Ask most people these days what SPAM is and it'll be commonly accepted that it's grown to become a nuisance of the 21st century. Phishing and other privacy hijacking make opening your inbox more like opening Pandora's box.
The internet has grown in tandem with it's specifications, guidelines of protocol but, in my opinion, email has been less fortunate.
In an attempt to quell the increasing tide of SPAM Yahoo and Cisco implememented "DomainKeys" and "Indentified Internet Mail" respectively which later merged to become DomainKeys Identified Mail (DKIM), an IETF standards-track signature-based mechanism for authenticating email messages.
It wasn't until I came across Yahoo's over zealous spam-filter "SpamGuard" that I knew anything other than what DKIM stood for, but now I'm trying to write code to allow user's to send themselves legitimate email. In the instance of @yahoo domains that's proving less successful.

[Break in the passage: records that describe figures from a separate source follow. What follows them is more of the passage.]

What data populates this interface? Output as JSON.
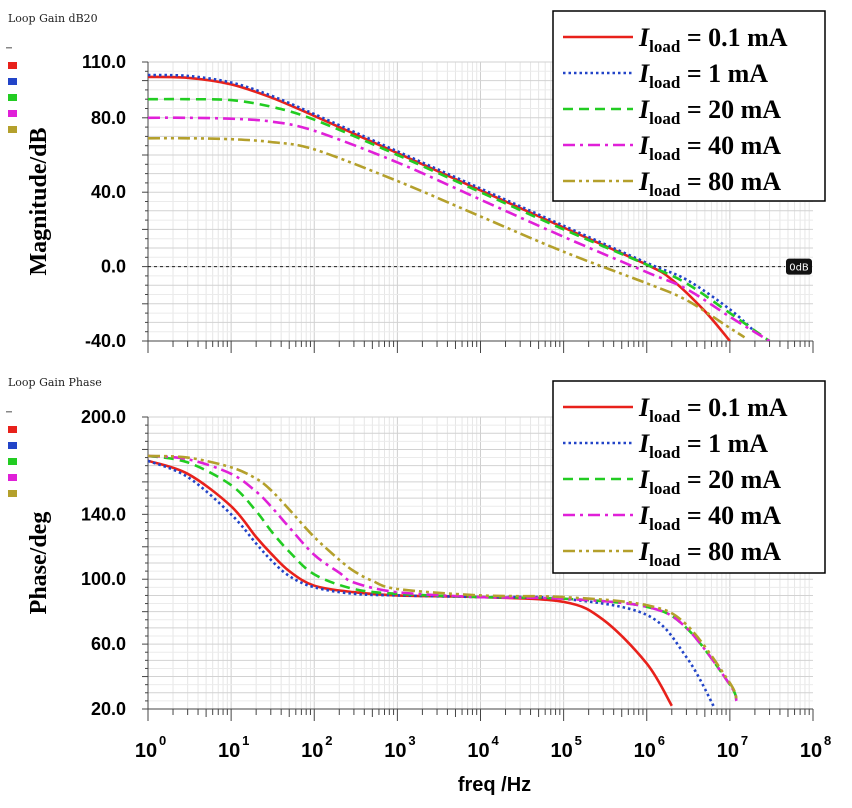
{
  "chart_data": [
    {
      "type": "line",
      "panel_title": "Loop Gain dB20",
      "ylabel": "Magnitude/dB",
      "xscale": "log",
      "xlim": [
        1,
        100000000
      ],
      "ylim": [
        -40,
        110
      ],
      "yticks": [
        "110.0",
        "80.0",
        "40.0",
        "0.0",
        "-40.0"
      ],
      "grid": true,
      "legend_placement": "top-right",
      "marker": {
        "y": 0,
        "label": "0dB"
      },
      "series": [
        {
          "name_prefix": "I",
          "name_sub": "load",
          "name_value": " = 0.1 mA",
          "color": "#e8211b",
          "dash": "solid",
          "x": [
            1,
            3,
            10,
            30,
            100,
            1000,
            10000,
            100000,
            1000000,
            2000000,
            5000000,
            10000000
          ],
          "y": [
            102,
            101.5,
            98,
            91,
            81,
            61,
            41,
            21,
            1,
            -7,
            -24,
            -40
          ]
        },
        {
          "name_prefix": "I",
          "name_sub": "load",
          "name_value": " = 1 mA",
          "color": "#2244c8",
          "dash": "dotted",
          "x": [
            1,
            3,
            10,
            30,
            100,
            1000,
            10000,
            100000,
            1000000,
            3000000,
            10000000,
            20000000
          ],
          "y": [
            103,
            102.5,
            99,
            92,
            82,
            62,
            42,
            22,
            2,
            -7,
            -23,
            -35
          ]
        },
        {
          "name_prefix": "I",
          "name_sub": "load",
          "name_value": " = 20 mA",
          "color": "#22cc22",
          "dash": "dashed",
          "x": [
            1,
            3,
            10,
            30,
            100,
            1000,
            10000,
            100000,
            1000000,
            3000000,
            10000000,
            30000000
          ],
          "y": [
            90,
            90,
            89.5,
            86,
            79,
            60,
            40,
            20,
            1,
            -9,
            -25,
            -40
          ]
        },
        {
          "name_prefix": "I",
          "name_sub": "load",
          "name_value": " = 40 mA",
          "color": "#e020d8",
          "dash": "dashdot",
          "x": [
            1,
            3,
            10,
            30,
            100,
            1000,
            10000,
            100000,
            1000000,
            3000000,
            10000000,
            30000000
          ],
          "y": [
            80,
            80,
            79.5,
            78,
            73,
            56,
            36,
            16,
            -3,
            -12,
            -27,
            -40
          ]
        },
        {
          "name_prefix": "I",
          "name_sub": "load",
          "name_value": " = 80 mA",
          "color": "#b4a02c",
          "dash": "dashdotdot",
          "x": [
            1,
            3,
            10,
            30,
            100,
            1000,
            10000,
            100000,
            1000000,
            3000000,
            10000000,
            15000000
          ],
          "y": [
            69,
            69,
            68.5,
            67,
            63,
            46,
            27,
            8,
            -9,
            -18,
            -33,
            -38
          ]
        }
      ]
    },
    {
      "type": "line",
      "panel_title": "Loop Gain Phase",
      "ylabel": "Phase/deg",
      "xlabel": "freq /Hz",
      "xscale": "log",
      "xlim": [
        1,
        100000000
      ],
      "ylim": [
        20,
        200
      ],
      "yticks": [
        "200.0",
        "140.0",
        "100.0",
        "60.0",
        "20.0"
      ],
      "xticks": [
        {
          "base": "10",
          "exp": "0"
        },
        {
          "base": "10",
          "exp": "1"
        },
        {
          "base": "10",
          "exp": "2"
        },
        {
          "base": "10",
          "exp": "3"
        },
        {
          "base": "10",
          "exp": "4"
        },
        {
          "base": "10",
          "exp": "5"
        },
        {
          "base": "10",
          "exp": "6"
        },
        {
          "base": "10",
          "exp": "7"
        },
        {
          "base": "10",
          "exp": "8"
        }
      ],
      "grid": true,
      "legend_placement": "top-right",
      "series": [
        {
          "name_prefix": "I",
          "name_sub": "load",
          "name_value": " = 0.1 mA",
          "color": "#e8211b",
          "dash": "solid",
          "x": [
            1,
            3,
            10,
            20,
            30,
            50,
            100,
            300,
            1000,
            10000,
            100000,
            300000,
            1000000,
            2000000
          ],
          "y": [
            173,
            165,
            145,
            126,
            116,
            105,
            96,
            92,
            90,
            89,
            86,
            75,
            48,
            22
          ]
        },
        {
          "name_prefix": "I",
          "name_sub": "load",
          "name_value": " = 1 mA",
          "color": "#2244c8",
          "dash": "dotted",
          "x": [
            1,
            3,
            10,
            20,
            30,
            50,
            100,
            300,
            1000,
            10000,
            100000,
            1000000,
            3000000,
            6500000
          ],
          "y": [
            173,
            163,
            140,
            122,
            112,
            102,
            95,
            91,
            90,
            89,
            88,
            78,
            52,
            21
          ]
        },
        {
          "name_prefix": "I",
          "name_sub": "load",
          "name_value": " = 20 mA",
          "color": "#22cc22",
          "dash": "dashed",
          "x": [
            1,
            3,
            10,
            20,
            30,
            50,
            100,
            300,
            1000,
            10000,
            100000,
            1000000,
            3000000,
            10000000,
            12000000
          ],
          "y": [
            176,
            172,
            158,
            142,
            130,
            117,
            103,
            94,
            91,
            89,
            88,
            83,
            70,
            35,
            25
          ]
        },
        {
          "name_prefix": "I",
          "name_sub": "load",
          "name_value": " = 40 mA",
          "color": "#e020d8",
          "dash": "dashdot",
          "x": [
            1,
            3,
            10,
            20,
            30,
            50,
            100,
            200,
            300,
            1000,
            10000,
            100000,
            1000000,
            3000000,
            10000000,
            12000000
          ],
          "y": [
            176,
            174,
            165,
            154,
            145,
            132,
            115,
            104,
            98,
            92,
            89,
            88,
            83,
            70,
            35,
            25
          ]
        },
        {
          "name_prefix": "I",
          "name_sub": "load",
          "name_value": " = 80 mA",
          "color": "#b4a02c",
          "dash": "dashdotdot",
          "x": [
            1,
            3,
            10,
            20,
            30,
            50,
            100,
            200,
            300,
            500,
            1000,
            10000,
            100000,
            1000000,
            3000000,
            10000000,
            12000000
          ],
          "y": [
            176,
            175,
            169,
            162,
            155,
            143,
            126,
            112,
            105,
            99,
            94,
            90,
            89,
            84,
            72,
            36,
            25
          ]
        }
      ]
    }
  ]
}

In an effort to embrace the philosophy :
DomainKeys Identified Mail (DKIM) lets an organization take responsibility for a message while it is in transit. The organization is a handler of the message, either as its originator or as an intermediary. Their reputation is the basis for evaluating whether to trust the message for delivery. Technically DKIM provides a method for validating a domain name identity that is associated with a message through cryptographic authentication.
- http://dkim.org/
I've set about trying to understand the additional signature headers and hashing algorithms for public/private key tokens to implement this with PHP. In summary I have established the following :
- The first thing to do is establish private and public keys
- You need to add a Resource Record(RR) to your DNS zone file. This is constructed with DKIM specification syntax
- Lastly your email is 'wrapped' in DKIM hashing. Additional headers, again to specification syntax, are added.
As I figure out more I'll add it to this post.